One story that Boris Johnson will never shake off is his sister Rachel’s assertion that as a child he used to say his ambition was to be ‘world king’. He has been making moves in that direction ever since. He has just completed two successful terms as Mayor of London, where his amiable manners and jocular turn of phrase have made him the most popular politician in the United Kingdom; and now he is currently making a high-stakes power play. The Prime Minister, David Cameron, has committed his own future to the idea that the UK must stay inside the European Union, and Johnson has responded by trying to become the face of the Leave campaign. Cameron has Obama, the World Bank, and lots of other influential people on his side, but even so he is taking a big risk. If the referendum of 23 June goes against him, his position as leader of the party and the government must be in question. Johnson, on the other hand, is risking practically nothing. He holds no ministerial portfolio and no longer has responsibility for London. Furthermore, his hostility to Europe is well-known, and so his public disagreement with Cameron seems reasonable enough. If he loses he will not have to resign any position or make any humiliating changes to his arguments.
A former journalist, Johnson’s first important position was as European correspondent for the Daily Telegraph (which is the unofficial house journal of the Conservative Party). Aleady well known for his acid humour, he concentrated on stories about ridiculous pieces of legislation or outrageous financial scandals: feeding a well-defined antipathy in Britain against what you could call the French style of European government. In domestic affairs, the French seem to believe in maximising bureaucracy whenever possible, and due to French influence at the beginning, this approach has coloured the style of organisation of the European Union too.
The problem with this system is seen quite clearly in France today. The habit of mind is to create more and more regulations, and after a certain point the result is an overwhelming mass of rules that are so complicated that none but the most dedicated professionals can understand them. In France the professionals in question are mainly the products of the Ecole Normale de l’Administration; inEurope they are the thousands of well-fed and multi-lingual Eurocrats. Nowadays they may well be Estonian or Slovak, but the style of their operations is still French: as the basic style of operation of NATO remains Anglo-American. People may talk about ‘reform’, but changing the whole nature of a large international organisation is impossible. The same goes for the UN, actually.

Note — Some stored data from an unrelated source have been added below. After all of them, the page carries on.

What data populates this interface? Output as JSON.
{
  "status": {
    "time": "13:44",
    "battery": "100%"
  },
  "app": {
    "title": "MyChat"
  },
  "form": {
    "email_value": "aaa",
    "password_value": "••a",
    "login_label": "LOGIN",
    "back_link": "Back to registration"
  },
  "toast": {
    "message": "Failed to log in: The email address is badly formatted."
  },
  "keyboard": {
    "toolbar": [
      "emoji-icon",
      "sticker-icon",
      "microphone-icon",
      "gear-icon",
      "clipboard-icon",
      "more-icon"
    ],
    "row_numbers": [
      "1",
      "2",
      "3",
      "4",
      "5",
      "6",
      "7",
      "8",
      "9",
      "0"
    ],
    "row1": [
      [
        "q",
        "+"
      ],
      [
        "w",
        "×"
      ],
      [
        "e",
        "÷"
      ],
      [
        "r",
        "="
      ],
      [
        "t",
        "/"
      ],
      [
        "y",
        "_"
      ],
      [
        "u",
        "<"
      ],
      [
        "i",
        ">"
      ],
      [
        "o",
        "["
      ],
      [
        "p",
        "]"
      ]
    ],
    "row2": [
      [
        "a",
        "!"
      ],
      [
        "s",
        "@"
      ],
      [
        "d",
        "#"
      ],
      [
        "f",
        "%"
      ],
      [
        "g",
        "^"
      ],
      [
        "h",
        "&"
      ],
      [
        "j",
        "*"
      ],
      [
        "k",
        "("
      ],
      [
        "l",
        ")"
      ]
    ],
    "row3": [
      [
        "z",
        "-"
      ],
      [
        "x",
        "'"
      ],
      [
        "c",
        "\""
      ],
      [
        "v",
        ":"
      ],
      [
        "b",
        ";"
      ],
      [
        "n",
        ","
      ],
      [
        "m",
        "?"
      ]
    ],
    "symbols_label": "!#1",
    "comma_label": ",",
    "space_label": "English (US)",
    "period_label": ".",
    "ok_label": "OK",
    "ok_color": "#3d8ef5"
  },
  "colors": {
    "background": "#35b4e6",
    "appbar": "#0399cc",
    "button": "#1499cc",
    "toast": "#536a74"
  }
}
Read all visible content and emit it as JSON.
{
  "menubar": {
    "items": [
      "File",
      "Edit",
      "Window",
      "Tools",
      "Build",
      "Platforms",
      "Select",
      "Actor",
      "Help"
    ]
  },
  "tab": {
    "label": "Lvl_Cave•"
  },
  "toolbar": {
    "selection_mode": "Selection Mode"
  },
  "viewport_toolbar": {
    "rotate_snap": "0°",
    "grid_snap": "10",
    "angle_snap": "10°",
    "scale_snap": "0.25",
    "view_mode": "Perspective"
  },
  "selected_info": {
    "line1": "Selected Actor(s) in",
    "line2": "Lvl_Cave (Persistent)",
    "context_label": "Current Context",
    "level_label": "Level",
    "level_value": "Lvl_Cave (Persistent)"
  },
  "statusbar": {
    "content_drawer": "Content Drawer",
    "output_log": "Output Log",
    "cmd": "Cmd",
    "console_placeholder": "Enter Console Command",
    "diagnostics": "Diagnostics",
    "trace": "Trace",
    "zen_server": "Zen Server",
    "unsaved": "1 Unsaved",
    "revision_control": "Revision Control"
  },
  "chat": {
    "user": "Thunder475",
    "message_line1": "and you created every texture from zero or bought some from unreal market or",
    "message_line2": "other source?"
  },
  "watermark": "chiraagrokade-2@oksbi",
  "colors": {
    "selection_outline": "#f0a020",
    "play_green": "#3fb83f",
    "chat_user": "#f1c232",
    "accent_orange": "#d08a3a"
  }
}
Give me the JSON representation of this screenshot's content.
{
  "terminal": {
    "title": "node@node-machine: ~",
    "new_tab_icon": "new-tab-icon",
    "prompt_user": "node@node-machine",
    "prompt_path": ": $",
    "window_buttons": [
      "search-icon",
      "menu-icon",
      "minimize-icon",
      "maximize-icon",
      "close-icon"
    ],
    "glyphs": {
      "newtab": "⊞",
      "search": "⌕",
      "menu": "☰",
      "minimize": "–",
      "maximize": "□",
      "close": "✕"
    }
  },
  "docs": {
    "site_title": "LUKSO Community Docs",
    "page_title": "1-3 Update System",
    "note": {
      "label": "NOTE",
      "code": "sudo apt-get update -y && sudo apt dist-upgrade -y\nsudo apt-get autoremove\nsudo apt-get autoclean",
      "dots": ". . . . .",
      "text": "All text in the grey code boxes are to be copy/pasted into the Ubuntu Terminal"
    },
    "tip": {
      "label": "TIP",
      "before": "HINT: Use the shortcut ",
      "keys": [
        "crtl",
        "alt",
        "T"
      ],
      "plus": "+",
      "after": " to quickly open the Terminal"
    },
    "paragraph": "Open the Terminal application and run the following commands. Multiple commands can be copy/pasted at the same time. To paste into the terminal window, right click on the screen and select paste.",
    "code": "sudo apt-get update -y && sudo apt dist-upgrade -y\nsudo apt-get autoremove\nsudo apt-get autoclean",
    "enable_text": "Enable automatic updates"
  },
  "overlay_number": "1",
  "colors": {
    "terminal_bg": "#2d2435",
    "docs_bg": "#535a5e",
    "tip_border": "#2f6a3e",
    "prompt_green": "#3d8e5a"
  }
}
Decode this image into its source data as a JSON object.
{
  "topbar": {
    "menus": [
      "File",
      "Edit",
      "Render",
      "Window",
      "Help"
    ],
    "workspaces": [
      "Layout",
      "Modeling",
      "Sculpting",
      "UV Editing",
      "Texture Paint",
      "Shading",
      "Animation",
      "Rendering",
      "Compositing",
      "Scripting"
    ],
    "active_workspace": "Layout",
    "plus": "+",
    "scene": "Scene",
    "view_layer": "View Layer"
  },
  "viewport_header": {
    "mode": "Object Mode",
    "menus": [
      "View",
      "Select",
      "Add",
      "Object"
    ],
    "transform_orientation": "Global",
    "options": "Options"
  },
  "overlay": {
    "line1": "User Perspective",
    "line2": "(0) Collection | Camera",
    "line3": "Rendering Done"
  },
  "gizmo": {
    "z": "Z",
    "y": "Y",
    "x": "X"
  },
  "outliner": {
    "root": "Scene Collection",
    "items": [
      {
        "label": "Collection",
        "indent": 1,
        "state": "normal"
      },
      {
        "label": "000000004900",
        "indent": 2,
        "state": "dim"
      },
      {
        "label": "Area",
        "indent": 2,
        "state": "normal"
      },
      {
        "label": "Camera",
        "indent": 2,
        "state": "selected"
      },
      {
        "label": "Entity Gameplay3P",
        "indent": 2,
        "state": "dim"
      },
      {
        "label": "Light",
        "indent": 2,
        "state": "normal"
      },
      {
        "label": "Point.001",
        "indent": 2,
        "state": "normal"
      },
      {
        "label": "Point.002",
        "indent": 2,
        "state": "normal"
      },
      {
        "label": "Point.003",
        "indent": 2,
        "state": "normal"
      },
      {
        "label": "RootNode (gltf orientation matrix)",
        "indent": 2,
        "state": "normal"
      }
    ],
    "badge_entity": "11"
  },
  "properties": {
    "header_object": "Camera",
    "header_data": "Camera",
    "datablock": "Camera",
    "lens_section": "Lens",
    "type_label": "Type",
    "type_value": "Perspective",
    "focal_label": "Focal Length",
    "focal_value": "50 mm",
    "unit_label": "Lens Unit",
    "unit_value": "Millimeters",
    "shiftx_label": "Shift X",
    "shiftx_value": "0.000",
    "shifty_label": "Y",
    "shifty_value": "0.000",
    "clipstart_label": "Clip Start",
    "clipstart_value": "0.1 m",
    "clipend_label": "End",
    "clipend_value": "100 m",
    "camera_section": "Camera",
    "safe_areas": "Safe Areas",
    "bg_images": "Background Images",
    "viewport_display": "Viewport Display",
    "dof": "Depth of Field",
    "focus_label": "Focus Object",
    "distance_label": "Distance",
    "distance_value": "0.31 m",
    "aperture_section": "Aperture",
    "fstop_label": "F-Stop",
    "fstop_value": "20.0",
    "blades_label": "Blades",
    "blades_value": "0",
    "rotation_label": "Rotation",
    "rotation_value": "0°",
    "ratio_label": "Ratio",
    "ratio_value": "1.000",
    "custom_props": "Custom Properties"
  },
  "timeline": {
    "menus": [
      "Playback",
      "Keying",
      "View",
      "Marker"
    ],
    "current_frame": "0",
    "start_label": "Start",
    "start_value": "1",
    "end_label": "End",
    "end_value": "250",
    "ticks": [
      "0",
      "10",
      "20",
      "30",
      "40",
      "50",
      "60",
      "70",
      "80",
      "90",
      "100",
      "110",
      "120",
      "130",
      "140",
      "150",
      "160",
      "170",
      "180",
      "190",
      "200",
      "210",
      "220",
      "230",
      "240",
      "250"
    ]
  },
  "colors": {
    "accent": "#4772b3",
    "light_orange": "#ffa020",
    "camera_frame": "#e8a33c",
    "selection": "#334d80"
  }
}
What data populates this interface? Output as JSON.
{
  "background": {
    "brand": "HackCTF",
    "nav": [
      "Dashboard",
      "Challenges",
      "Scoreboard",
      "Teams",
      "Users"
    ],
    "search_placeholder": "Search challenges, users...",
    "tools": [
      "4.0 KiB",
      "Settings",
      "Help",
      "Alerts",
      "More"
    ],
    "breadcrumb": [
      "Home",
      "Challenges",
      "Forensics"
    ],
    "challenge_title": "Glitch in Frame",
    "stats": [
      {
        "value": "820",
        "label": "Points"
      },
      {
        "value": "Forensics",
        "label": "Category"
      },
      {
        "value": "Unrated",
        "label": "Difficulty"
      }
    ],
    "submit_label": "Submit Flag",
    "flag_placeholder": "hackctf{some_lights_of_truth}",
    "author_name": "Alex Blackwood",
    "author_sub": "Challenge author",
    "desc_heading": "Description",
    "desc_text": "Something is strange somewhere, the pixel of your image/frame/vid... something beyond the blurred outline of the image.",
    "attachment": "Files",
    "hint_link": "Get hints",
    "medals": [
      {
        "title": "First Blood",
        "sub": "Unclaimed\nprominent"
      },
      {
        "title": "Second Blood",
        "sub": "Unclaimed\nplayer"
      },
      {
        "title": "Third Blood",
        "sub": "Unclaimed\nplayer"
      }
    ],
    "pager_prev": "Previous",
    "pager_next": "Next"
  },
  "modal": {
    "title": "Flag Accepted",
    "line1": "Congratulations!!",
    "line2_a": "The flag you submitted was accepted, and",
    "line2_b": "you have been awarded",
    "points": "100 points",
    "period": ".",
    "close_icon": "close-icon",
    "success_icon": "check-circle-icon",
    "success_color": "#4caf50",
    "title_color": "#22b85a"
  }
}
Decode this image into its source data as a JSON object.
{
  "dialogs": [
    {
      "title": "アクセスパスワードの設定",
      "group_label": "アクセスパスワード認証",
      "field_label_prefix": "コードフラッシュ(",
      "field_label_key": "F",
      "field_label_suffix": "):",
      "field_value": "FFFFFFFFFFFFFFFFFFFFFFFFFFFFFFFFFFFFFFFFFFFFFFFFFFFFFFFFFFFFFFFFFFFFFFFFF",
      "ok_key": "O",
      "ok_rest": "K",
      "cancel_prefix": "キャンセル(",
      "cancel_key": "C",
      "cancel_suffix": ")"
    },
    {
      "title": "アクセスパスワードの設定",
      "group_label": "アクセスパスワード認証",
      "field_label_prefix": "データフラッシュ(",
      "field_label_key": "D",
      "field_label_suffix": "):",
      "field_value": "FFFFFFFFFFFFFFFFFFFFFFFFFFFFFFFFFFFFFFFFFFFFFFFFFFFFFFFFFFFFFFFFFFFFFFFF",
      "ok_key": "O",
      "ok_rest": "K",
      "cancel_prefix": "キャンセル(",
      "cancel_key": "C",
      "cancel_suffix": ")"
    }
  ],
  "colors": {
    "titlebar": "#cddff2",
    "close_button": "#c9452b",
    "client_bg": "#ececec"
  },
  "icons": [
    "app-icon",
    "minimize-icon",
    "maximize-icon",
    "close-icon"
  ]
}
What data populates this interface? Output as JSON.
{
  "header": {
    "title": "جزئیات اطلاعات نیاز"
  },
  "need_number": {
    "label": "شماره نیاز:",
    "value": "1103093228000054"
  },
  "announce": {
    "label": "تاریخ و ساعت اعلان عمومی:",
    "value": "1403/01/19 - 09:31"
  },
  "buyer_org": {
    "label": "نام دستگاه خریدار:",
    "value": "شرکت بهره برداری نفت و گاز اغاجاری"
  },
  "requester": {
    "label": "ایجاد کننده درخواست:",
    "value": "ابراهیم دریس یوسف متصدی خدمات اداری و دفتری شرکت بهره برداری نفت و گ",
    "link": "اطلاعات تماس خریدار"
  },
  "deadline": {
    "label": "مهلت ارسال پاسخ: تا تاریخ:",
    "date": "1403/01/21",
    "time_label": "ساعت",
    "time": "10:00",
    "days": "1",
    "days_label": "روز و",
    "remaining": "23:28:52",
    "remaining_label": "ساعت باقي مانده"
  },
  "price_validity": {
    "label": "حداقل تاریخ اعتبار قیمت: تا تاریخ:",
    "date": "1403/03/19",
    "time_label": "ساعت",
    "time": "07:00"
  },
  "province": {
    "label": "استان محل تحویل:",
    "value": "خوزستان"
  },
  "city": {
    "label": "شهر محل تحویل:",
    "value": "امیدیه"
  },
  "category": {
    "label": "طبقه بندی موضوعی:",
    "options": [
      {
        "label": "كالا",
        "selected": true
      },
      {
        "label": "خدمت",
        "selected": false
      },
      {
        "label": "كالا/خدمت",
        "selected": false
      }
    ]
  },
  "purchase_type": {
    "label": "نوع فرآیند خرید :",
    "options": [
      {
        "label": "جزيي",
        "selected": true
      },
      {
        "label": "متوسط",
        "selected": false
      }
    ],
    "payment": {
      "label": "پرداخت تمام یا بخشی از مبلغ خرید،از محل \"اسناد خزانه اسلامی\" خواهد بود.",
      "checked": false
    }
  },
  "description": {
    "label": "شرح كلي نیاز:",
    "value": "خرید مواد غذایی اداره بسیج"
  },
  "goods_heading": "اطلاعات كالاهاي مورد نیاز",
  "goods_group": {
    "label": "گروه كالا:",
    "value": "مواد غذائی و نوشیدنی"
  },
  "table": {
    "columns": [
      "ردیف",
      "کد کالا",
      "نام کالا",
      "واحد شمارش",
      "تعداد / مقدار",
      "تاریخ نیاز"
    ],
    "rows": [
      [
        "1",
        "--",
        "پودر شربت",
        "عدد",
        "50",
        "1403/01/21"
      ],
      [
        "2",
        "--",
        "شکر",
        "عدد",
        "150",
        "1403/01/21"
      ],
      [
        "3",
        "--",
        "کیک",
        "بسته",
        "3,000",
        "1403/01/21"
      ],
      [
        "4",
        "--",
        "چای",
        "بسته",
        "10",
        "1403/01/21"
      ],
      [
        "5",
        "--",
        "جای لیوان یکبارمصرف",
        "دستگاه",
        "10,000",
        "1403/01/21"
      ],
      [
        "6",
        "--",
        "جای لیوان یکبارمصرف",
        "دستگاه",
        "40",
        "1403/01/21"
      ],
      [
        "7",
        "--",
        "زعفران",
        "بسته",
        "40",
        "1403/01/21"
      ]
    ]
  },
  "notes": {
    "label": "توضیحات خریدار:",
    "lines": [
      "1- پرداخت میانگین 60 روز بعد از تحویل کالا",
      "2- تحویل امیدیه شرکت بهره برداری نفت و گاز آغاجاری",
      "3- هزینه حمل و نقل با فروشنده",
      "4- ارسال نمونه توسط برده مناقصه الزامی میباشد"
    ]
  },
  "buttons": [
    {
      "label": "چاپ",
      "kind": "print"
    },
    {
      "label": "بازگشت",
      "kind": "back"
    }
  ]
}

This presents an easy target for British critics like Johnson. (He is not alone. Apart from other individuals in the main political parties, there is a small party, UKIP, entirely devoted to the proposition that the UK should be independent of Europe.) But for Johnson it represents at the same time an opportunity to demonstrate his superior skills as an orator and a populist. He seems like a figure from two hundred years ago: a classical scholar who quotes Virgil and lectures on Athenian culture, and manages to sound as if politics is a kind of hobby. This cheerful amateurism has earned him genuine affection among ordinary people, who like people everywhere, don’t like politicians. A sign of this is that this alleged Tory, who extols the virtues of Margaret Thatcher and Winston Churchill, should have been accepted by the people of London, who after Boris have reverted to their more natural position to the left of the Labour Party.
But in fact there is little evidence that Boris is really a Conservative. One of his first political battles was the juvenile but still career-building one of election as President of the Oxford Union, the university’s debating society. Being a Conservative was fatally unfashionable in 1985, so Boris reinvented himself as an environmentalist candidate under the banner of the SDP, direct opponents of the Conservatives at the national level.
Many of Boris Johnson’s policies in London have been personal initiatives rather than policies invented in Conservative Campaign Headquarters. His current act in the Leave movement also has little to do with Tory tradition or dogma. Win or lose, he is building ‘Brand Boris’. It is hard to avoid a comparison with Donald Trump. While the style required for Britain is different for that needed in America, both men are essentially comedy candidates. Londoners voted for Boris mainly because they thought he is ‘a laugh’, and his problem in parliament has been that his easy jocular style is not appropriate to the speeches of a back-bench MP. But if (as everyone assumes), the wannabe World King is aiming at the job of Prime Minister, this petty limitation might melt away. If the glass is half-full, we might see a prime minister full of elegant rhetoric, making great speeches that will be published in volumes that will be read for centuries; if the glass is half-empty, Boris will be revealed as the lightweight political thinker he has always been, and his ability to read the runes of fashion will not be enough to disguise his lack of serious policies.
Would it stop there, though? There is another strange possibility. Johnson makes much of his exotic international pedigree (including Turkish, Russian, French and German ancestors), but was born in New York, and therefore holds dual British and American nationality. During his time at Oxford, one person who knew him said that he had one over-riding ambition: to be President of the United States. This was a road closed to Henry Kissinger and Arnold Schwarzenneger due to their foreign birth. The World King is only 51.
Christopher Lord has lived in nine countries and speaks seven languages. His books include Politics and Parallel Cultures, and his journalism has been published world-wide.